Jakarta (ANTARA) -
Pakar nutrisi bayi dan anak RS Cipto Mangunkusumo Nita Azka Nadhira S.Gz mengatakan ciri utama stunting yaitu perlambatan kenaikan berat badan bayi atau weight faltering.
 
"Stunting ciri-ciri yang pertama terjadi pasti diawali oleh perambatan kenaikan berat badan atau weight faltering dari masa kandungan, jadi stunting bukan hanya saat anak bayi atau saat SD kita bisa lihat dia stunting, Tapi stunting itu proses yang bisa sudah terlihat ciri-cirinya bisa dalam kandungan," katanya dalam diskusi kesehatan yang diikuti secara daring di Jakarta, Rabu.
 
Nita mengatakan stunting merupakan suatu masalah gizi kronis, yang kejadiannya tidak dalam waktu singkat namun dalam jangka waktu yang lama. Secara teknis, anak bisa dikatakan stunting jika tinggi badan di bawah -2 standar deviasi pada grafik pertumbuhan.
 
Proses kurangnya berat badan dapat terjadi ketika bayi masih dalam kandungan karena kurangnya asupan nutrisi yang disebabkan beragam faktor seperti ekonomi atau pendidikan pengetahuan yang rendah yang tidak memungkinkan ibu memenuhi asupan nutrisi yang diperlukan anak.
 
Pada saat anak lahir dengan berat badan yang kurang dan tidak terkejar, tinggi badan akan menyesuaikan bentuk tubuh anak namun tidak dalam keadaan optimal seperti jika tumbuh dengan standar yang seharusnya.
 
"Apabila dalam kandungan saat kontrol kandungan bayi cenderung kecil dan tidak terkejar saat dia lahir akan cenderung kecil. Pada bayi ASI tidak cukup, masa MPASI tidak cukup akhirnya tinggi badan menyesuaikan.
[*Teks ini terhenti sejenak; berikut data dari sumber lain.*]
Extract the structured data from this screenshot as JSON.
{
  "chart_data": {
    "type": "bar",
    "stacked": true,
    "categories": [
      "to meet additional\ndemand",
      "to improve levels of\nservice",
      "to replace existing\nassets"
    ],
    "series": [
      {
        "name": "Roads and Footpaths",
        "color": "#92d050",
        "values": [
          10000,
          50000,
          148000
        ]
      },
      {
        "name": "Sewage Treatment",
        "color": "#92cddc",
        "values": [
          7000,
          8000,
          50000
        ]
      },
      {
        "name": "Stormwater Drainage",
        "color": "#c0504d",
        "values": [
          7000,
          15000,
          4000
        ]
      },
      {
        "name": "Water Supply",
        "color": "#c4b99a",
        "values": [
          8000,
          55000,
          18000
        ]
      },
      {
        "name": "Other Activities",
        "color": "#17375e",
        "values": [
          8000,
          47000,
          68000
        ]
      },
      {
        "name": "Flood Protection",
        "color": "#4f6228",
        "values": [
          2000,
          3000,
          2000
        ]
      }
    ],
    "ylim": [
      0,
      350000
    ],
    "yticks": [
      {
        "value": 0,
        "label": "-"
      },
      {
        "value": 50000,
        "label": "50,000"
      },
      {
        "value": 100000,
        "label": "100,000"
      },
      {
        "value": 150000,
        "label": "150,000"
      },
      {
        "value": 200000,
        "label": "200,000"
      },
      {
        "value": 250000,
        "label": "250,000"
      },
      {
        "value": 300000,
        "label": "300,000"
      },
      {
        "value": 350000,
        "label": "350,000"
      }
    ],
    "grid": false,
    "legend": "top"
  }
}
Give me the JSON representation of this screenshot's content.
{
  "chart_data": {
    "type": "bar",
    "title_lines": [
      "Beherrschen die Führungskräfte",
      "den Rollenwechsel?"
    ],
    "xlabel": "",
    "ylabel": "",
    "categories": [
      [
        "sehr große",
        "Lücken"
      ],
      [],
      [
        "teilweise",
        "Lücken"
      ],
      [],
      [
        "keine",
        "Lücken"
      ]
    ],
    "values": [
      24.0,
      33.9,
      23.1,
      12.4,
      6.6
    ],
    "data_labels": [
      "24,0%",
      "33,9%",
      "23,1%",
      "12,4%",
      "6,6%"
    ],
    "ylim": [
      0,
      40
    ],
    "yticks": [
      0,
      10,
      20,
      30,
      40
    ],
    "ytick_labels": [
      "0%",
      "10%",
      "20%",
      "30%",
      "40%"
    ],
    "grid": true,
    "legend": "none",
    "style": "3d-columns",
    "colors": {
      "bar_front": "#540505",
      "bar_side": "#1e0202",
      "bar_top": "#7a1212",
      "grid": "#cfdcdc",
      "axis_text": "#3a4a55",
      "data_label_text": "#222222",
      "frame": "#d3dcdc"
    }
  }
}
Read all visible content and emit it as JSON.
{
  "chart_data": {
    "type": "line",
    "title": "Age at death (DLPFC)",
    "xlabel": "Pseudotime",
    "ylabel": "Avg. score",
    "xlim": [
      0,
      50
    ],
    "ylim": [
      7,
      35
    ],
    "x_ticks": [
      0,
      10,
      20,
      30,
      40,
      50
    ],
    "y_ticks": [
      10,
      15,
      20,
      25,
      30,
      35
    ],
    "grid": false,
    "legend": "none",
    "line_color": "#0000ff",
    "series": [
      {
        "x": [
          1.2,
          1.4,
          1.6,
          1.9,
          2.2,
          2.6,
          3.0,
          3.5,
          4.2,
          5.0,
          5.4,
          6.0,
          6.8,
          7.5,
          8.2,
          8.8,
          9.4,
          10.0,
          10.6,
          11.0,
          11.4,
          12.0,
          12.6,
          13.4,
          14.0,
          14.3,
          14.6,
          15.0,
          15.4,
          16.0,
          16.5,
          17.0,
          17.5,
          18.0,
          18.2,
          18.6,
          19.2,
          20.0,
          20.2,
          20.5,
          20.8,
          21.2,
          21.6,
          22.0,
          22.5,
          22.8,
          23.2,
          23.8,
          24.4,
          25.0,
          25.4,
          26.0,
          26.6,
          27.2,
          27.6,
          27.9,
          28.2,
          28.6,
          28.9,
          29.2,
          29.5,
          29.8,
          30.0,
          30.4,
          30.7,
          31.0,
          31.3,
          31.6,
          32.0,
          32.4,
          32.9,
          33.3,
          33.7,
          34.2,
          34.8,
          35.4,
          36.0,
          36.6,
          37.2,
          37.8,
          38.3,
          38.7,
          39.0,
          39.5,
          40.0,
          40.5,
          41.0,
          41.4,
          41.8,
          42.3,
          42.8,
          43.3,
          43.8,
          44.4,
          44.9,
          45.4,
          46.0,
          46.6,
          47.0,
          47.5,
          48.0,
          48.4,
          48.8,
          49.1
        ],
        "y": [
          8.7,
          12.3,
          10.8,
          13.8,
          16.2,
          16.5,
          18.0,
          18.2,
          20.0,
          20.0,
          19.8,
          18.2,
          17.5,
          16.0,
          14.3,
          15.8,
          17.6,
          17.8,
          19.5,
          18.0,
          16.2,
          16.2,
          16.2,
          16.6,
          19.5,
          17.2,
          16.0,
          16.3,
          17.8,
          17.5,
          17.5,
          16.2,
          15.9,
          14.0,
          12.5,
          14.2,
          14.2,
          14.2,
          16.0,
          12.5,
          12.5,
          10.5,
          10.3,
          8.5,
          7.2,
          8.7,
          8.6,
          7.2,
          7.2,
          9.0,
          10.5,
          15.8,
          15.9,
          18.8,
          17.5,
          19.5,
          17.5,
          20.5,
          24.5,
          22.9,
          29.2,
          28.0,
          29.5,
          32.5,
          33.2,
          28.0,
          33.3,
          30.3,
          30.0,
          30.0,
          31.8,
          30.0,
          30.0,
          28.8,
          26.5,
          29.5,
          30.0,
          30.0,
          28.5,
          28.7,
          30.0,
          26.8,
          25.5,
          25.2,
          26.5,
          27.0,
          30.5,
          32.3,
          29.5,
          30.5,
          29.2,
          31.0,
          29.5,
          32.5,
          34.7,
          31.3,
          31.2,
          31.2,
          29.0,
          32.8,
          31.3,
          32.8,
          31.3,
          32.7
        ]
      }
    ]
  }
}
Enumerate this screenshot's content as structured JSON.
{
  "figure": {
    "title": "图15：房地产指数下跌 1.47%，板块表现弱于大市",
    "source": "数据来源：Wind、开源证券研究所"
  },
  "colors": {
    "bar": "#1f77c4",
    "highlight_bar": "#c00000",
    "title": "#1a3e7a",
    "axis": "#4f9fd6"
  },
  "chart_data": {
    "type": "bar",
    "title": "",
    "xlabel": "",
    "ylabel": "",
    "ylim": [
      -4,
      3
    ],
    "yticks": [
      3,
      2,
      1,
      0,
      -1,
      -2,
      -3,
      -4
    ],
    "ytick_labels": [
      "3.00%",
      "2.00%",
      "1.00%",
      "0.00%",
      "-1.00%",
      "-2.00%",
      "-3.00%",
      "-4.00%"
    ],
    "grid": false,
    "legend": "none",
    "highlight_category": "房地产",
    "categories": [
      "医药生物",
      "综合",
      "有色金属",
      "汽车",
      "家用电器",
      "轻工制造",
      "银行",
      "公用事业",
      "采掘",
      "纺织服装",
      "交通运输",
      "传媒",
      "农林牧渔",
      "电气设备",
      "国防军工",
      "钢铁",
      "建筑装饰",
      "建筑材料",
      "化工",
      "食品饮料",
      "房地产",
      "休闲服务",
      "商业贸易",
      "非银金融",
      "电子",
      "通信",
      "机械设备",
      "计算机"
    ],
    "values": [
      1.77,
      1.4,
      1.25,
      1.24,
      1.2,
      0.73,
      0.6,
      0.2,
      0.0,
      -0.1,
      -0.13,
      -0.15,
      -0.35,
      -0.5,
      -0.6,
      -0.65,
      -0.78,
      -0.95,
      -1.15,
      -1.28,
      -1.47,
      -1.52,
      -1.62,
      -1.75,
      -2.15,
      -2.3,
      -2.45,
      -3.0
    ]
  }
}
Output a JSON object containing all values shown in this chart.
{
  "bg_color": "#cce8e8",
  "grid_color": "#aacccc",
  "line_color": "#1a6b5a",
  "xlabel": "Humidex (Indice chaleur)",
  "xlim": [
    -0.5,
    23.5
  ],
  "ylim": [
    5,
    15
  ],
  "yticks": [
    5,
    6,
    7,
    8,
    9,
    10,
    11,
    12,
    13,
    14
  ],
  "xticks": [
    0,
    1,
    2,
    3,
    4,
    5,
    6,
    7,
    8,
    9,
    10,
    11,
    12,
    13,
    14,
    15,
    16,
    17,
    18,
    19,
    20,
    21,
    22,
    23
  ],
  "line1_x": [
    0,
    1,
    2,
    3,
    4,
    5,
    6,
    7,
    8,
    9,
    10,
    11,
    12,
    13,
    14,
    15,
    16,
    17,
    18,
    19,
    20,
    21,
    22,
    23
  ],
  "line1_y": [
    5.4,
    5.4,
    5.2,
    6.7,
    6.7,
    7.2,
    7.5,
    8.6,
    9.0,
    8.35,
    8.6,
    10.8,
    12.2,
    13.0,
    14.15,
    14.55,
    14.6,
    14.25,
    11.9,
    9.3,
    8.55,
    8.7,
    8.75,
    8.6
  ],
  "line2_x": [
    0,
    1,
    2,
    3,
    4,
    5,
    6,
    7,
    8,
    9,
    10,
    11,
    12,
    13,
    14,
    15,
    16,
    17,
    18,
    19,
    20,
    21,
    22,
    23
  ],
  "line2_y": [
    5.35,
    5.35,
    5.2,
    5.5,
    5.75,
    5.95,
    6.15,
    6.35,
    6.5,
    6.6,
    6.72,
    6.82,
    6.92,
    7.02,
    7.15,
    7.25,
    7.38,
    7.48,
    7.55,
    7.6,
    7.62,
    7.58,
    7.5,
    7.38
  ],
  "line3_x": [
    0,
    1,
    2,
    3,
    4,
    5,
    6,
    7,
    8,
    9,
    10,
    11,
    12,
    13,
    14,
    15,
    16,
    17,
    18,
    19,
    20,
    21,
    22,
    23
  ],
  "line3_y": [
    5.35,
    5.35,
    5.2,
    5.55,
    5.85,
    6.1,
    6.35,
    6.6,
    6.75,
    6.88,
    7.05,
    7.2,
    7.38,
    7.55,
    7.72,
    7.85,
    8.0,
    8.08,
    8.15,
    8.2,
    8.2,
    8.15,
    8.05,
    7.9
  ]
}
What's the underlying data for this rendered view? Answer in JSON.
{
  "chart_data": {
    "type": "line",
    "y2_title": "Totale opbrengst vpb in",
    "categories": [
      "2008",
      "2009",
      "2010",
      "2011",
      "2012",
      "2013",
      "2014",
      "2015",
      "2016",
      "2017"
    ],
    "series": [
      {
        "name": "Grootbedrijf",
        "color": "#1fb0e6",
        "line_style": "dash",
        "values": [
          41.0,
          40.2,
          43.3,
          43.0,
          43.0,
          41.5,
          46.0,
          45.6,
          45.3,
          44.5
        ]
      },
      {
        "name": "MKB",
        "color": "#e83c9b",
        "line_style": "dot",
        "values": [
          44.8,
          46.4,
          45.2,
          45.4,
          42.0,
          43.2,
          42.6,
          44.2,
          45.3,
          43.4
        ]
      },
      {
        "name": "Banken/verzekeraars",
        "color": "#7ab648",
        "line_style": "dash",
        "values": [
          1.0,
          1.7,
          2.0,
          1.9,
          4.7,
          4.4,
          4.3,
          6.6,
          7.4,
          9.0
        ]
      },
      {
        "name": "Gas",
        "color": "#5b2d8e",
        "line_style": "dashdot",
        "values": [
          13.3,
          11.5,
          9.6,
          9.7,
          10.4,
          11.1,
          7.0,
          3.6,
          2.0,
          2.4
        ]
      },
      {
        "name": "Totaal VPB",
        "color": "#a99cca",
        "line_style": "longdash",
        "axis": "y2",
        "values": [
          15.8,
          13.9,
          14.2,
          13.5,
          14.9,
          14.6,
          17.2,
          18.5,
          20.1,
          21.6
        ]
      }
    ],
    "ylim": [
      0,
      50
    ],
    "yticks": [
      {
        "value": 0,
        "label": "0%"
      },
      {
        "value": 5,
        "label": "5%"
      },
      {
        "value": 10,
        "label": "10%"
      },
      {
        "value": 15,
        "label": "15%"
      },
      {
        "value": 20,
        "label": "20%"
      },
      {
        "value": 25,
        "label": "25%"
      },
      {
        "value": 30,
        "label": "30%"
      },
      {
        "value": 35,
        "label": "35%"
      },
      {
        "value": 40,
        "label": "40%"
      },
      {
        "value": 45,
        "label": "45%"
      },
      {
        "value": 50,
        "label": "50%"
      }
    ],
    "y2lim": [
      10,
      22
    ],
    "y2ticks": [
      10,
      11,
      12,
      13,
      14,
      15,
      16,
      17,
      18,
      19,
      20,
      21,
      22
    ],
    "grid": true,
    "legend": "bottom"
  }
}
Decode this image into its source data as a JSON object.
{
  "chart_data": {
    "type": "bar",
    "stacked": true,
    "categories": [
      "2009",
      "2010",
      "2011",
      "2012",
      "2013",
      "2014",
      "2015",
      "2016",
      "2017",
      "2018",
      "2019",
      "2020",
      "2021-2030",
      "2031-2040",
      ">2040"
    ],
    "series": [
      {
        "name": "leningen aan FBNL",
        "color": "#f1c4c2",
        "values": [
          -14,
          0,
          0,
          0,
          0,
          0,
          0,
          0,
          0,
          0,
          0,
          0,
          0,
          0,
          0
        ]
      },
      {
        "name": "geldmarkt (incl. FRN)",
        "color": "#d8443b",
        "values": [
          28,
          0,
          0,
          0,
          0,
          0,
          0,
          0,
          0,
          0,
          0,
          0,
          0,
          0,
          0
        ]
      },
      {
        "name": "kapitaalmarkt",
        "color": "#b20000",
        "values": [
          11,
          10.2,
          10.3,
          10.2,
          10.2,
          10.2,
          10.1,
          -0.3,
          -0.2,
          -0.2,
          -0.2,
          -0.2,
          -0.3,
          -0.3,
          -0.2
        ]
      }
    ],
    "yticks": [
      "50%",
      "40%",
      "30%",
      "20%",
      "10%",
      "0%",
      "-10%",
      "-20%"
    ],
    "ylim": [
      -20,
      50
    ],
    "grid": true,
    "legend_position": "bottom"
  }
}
Saat berat badan melandai otomatis tingginya menyesuaikan sehingga tidak seoptimal saat berat badan tercapai dengan baik, ujung-ujungnya anak bisa stunting," kata Nita.
 
Nita mengatakan penyebab stunting dikategorikan menjadi dua macam yaitu asupan nutrisi yang kurang sehingga berat badan tidak bisa naik dan tumbuh kembang tidak seoptimal usianya, kedua ada kondisi yang menyebabkan kebutuhan asupan gizinya meningkat sehingga jika tidak terpenuhi anak masuk kategori stunting.
 
Peningkatan kebutuhan nutrisi biasanya terjadi pada anak yang mengalami penyakit jantung bawaan, alergi susu sapi, lahir dengan berat badan rendah atau infeksi seperti TBC yang menyebabkan asupannya tidak bisa adekuat dengan memberatnya penyakit yang dideritanya.
 
Kombinasi dua hal itu, kata Nita, menyebabkan anak stunting. Sehingga stunting tidak bisa hanya dikaitkan dengan tubuh pendek tapi banyak faktor seperti kemiskinan yang dapat berpengaruh pada anak nantinya ketika dewasa.
 
Lulusan ilmu nutrisi dari Universitas Brawijaya Malang ini mengatakan dampak anak yang mengalami stunting pasti memiliki imun tubuh yang lebih rendah dibandingkan anak yang sehat sehingga lebih mudah mengalami infeksi.
 
Periode tumbuh kembangnya juga terhambat karena tubuhnya fokus menangani penyakitnya sehingga kapasitas otak tidak maksimal.
 
"Terlihatnya pas dia SD atau dewasa. Ternyata potensi kognitif rendah dan kemampuan fisiknya itu jauh berbeda dengan anak-anak seumurannya, sedikit-sedikit sakit, pada saat dewasa kapasitas kerjanya cenderung lebih rendah sehingga kesulitan cari kerja dan jatuh ke kemiskinan lagi," jelas Nita.

Baca juga: Stafsus Wapres RI cek percepatan reformasi birokrasi dan stunting di NTB
Baca juga: Pemkot Bima susun Perwali penanganan stunting
 
Kerugian lain jika anak mengalami stunting pada saat kecil juga berisiko mengalami penyakit yang lebih berat pada saat dewasa nanti karena kebutuhan proteinnya kurang. Hal ini bisa menyebabkan penurunan oksidasi lemak sehingga lebih rentan mengalami akumulasi lemak sentral dan mengalami berbagai masalah kesehatan seperti diabetes, hipertensi, hingga gangguan reproduksi.
 
"Jadi stunting ini hasilnya tidak bisa kita lihat dalam waktu dekat jadi jangka panjang, pencegahannya pun sedini mungkin dan komprehensif bukan hanya sekedar bayi sudah lahir saja," tutup Nita.